Island Tel Calling Card Pictured here is the Reinvented Inc. corporate calling card from Island Tel. You might be thinking “Hey, why is he putting his calling card on the Internet — won’t somebody steal it and make calls to Belgrade with it?” But you would be wrong to ask this question.

You would be wrong because this is the “new, improved” version of the calling card from Island Tel. This, you see, is the new entirely useless model of the card.

Here is a rough recollection of an actual exchange between me and an Island Tel operator earlier this year:

Operator: Operator, can I help you?
Me: Hello. I’m here in the Charlottetown Mall and I want to call home using my calling card. I just got a new calling card, and I just took it out of my wallet to find that my PIN number isn’t printed on it anymore.
Operator: That’s right, the PIN number isn’t printed on the calling card any longer, as a security measure
Me: Can you tell me what my PIN number is?
Operator: No, I’m sorry. You would have to come into the office for that.
Me: Well, if the PIN number isn’t printed on the calling card, then why do I need a calling card, if all it’s got on it is my telephone number, which I already know?
Operator: That’s a good point.
Which, of course, is why this new calling card is entirely useless.

You might be thinking “why don’t you just stick the calling card in one of those snazzy new card phones, where you don’t need a PIN?” And again, alas, you would be wrong to ask this, because absolutely the only thing that doing this achieves is to have the phone type in your phone number for you, which you might think is a labor-saving help, until you realize that it takes longer for the phone to type in your number that it does to type it in yourself.
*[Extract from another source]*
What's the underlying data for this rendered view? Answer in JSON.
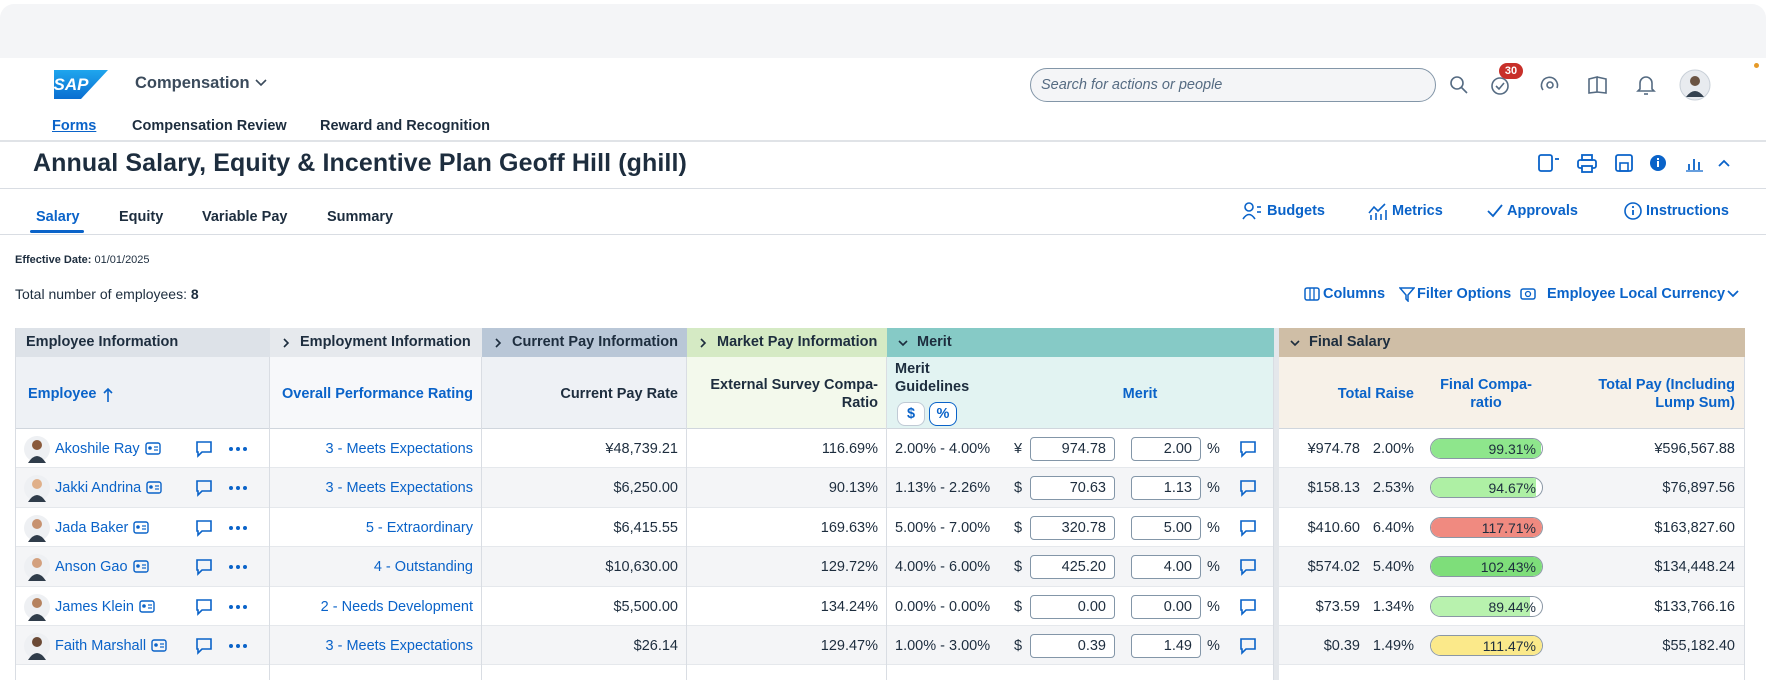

I have only to assume that the corporate thinking that led to this decision probably went something like this:

  • People are getting their wallets stolen by nefarious people.
  • These nefarious people are using the calling cards they steal to make lots of calls to Belgrade, because the PIN number is printed right there on the card. This is wrong.
  • It is our job to stamp our wrong.
  • Let’s take our PIN number off the card.
And so it is. The problem with the result is that it renders the calling card entirely useless. It is dead weight in the wallet.
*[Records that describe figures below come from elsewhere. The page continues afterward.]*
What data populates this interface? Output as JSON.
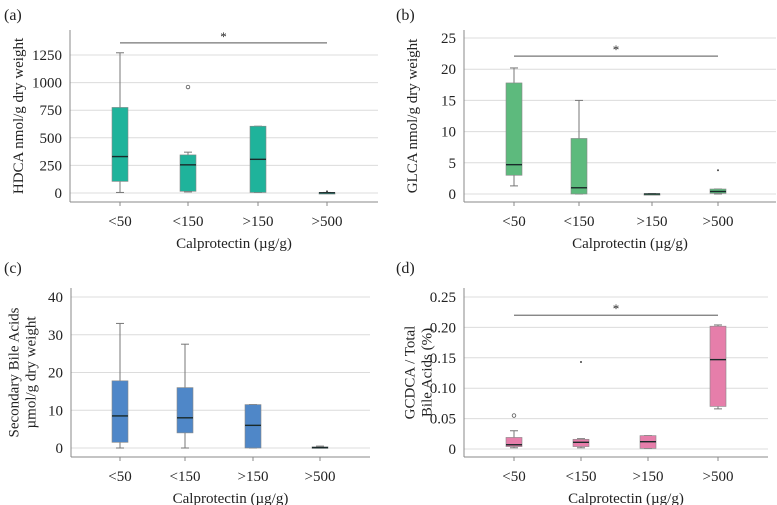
{
  "chart_data": [
    {
      "panel_label": "(a)",
      "type": "box",
      "ylabel": [
        "HDCA nmol/g dry weight"
      ],
      "xlabel": "Calprotectin (µg/g)",
      "categories": [
        "<50",
        "<150",
        ">150",
        ">500"
      ],
      "yticks": [
        "0",
        "250",
        "500",
        "750",
        "1000",
        "1250"
      ],
      "ylim": [
        0,
        1250
      ],
      "color": "#1fb39b",
      "boxes": [
        {
          "min": 5,
          "q1": 105,
          "median": 330,
          "q3": 775,
          "max": 1270,
          "outliers": []
        },
        {
          "min": 10,
          "q1": 15,
          "median": 255,
          "q3": 345,
          "max": 370,
          "outliers": [
            {
              "value": 960,
              "kind": "circle"
            }
          ]
        },
        {
          "min": 5,
          "q1": 5,
          "median": 305,
          "q3": 605,
          "max": 605,
          "outliers": []
        },
        {
          "min": 0,
          "q1": 0,
          "median": 2,
          "q3": 4,
          "max": 5,
          "outliers": [
            {
              "value": 15,
              "kind": "star"
            }
          ]
        }
      ],
      "significance": {
        "from": 0,
        "to": 3,
        "value": 1360,
        "label": "*"
      }
    },
    {
      "panel_label": "(b)",
      "type": "box",
      "ylabel": [
        "GLCA nmol/g dry weight"
      ],
      "xlabel": "Calprotectin (µg/g)",
      "categories": [
        "<50",
        "<150",
        ">150",
        ">500"
      ],
      "yticks": [
        "0",
        "5",
        "10",
        "15",
        "20",
        "25"
      ],
      "ylim": [
        0,
        25
      ],
      "color": "#5dba7d",
      "boxes": [
        {
          "min": 1.3,
          "q1": 3,
          "median": 4.7,
          "q3": 17.8,
          "max": 20.2,
          "outliers": []
        },
        {
          "min": 0,
          "q1": 0,
          "median": 1,
          "q3": 8.9,
          "max": 15,
          "outliers": []
        },
        {
          "min": 0,
          "q1": 0,
          "median": 0,
          "q3": 0.05,
          "max": 0.05,
          "outliers": []
        },
        {
          "min": 0,
          "q1": 0.1,
          "median": 0.4,
          "q3": 0.8,
          "max": 0.8,
          "outliers": [
            {
              "value": 3.8,
              "kind": "star"
            }
          ]
        }
      ],
      "significance": {
        "from": 0,
        "to": 3,
        "value": 22.1,
        "label": "*"
      }
    },
    {
      "panel_label": "(c)",
      "type": "box",
      "ylabel": [
        "Secondary Bile Acids",
        "µmol/g dry weight"
      ],
      "xlabel": "Calprotectin (µg/g)",
      "categories": [
        "<50",
        "<150",
        ">150",
        ">500"
      ],
      "yticks": [
        "0",
        "10",
        "20",
        "30",
        "40"
      ],
      "ylim": [
        0,
        40
      ],
      "color": "#4f87c8",
      "boxes": [
        {
          "min": 0,
          "q1": 1.5,
          "median": 8.5,
          "q3": 17.8,
          "max": 33,
          "outliers": []
        },
        {
          "min": 0,
          "q1": 4,
          "median": 8,
          "q3": 16,
          "max": 27.5,
          "outliers": []
        },
        {
          "min": 0,
          "q1": 0,
          "median": 6,
          "q3": 11.5,
          "max": 11.5,
          "outliers": []
        },
        {
          "min": 0,
          "q1": 0,
          "median": 0.1,
          "q3": 0.3,
          "max": 0.5,
          "outliers": []
        }
      ],
      "significance": null
    },
    {
      "panel_label": "(d)",
      "type": "box",
      "ylabel": [
        "GCDCA / Total",
        "Bile Acids (%)"
      ],
      "xlabel": "Calprotectin (µg/g)",
      "categories": [
        "<50",
        "<150",
        ">150",
        ">500"
      ],
      "yticks": [
        "0",
        "0.05",
        "0.10",
        "0.15",
        "0.20",
        "0.25"
      ],
      "ylim": [
        0,
        0.25
      ],
      "color": "#e67eaa",
      "boxes": [
        {
          "min": 0.002,
          "q1": 0.004,
          "median": 0.007,
          "q3": 0.019,
          "max": 0.03,
          "outliers": [
            {
              "value": 0.055,
              "kind": "circle"
            }
          ]
        },
        {
          "min": 0.002,
          "q1": 0.004,
          "median": 0.011,
          "q3": 0.016,
          "max": 0.017,
          "outliers": [
            {
              "value": 0.143,
              "kind": "star"
            }
          ]
        },
        {
          "min": 0.001,
          "q1": 0.001,
          "median": 0.012,
          "q3": 0.022,
          "max": 0.022,
          "outliers": []
        },
        {
          "min": 0.066,
          "q1": 0.07,
          "median": 0.147,
          "q3": 0.202,
          "max": 0.204,
          "outliers": []
        }
      ],
      "significance": {
        "from": 0,
        "to": 3,
        "value": 0.22,
        "label": "*"
      }
    }
  ]
}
The calling card portion of the Island Tel website tells me that I should have a calling card so that I can …enjoy the convenience. But there is no convenience — there is only inconvenience!

Now, you might be saying, “what about all those calls to Belgrade?” I have a simple solution to this problem: take my telephone number off the card, and put my PIN number back on, all alone.

The result? The nefarious criminals can’t make phone calls because they need my telephone number to do so. I already know my telephone number, so I can make phone calls, with the card serving as a handy reminder of my PIN number.

But what about the smart and nefarious criminals, who look up my phone number in the telephone book? Good point. But I imagine that the sum total of fraud committed by smart and nefarious criminals using calling cards stolen from Prince Edward Islanders could in no way approach the sum total of the frustration experinced by Islanders who pull entirely useless calling cards out of their wallets.

Notes: The use of Belgrade in the examples above is for illustration purposes only, and is not meant to imply that the rate of nefarious calling to Belgrade is any more than to any other place on earth. Advantage Calling Card is a trademark of Stentor Resource Centre Inc., but calling card is not. The inclusion of an image of my own calling card on this page should not be taken as an endorsement of my opinions — about calling cards, Belgrade, or anything else — by Stentor Resource Centre Inc. If you have questions about using your own calling card you can phone 1-800-561-8888.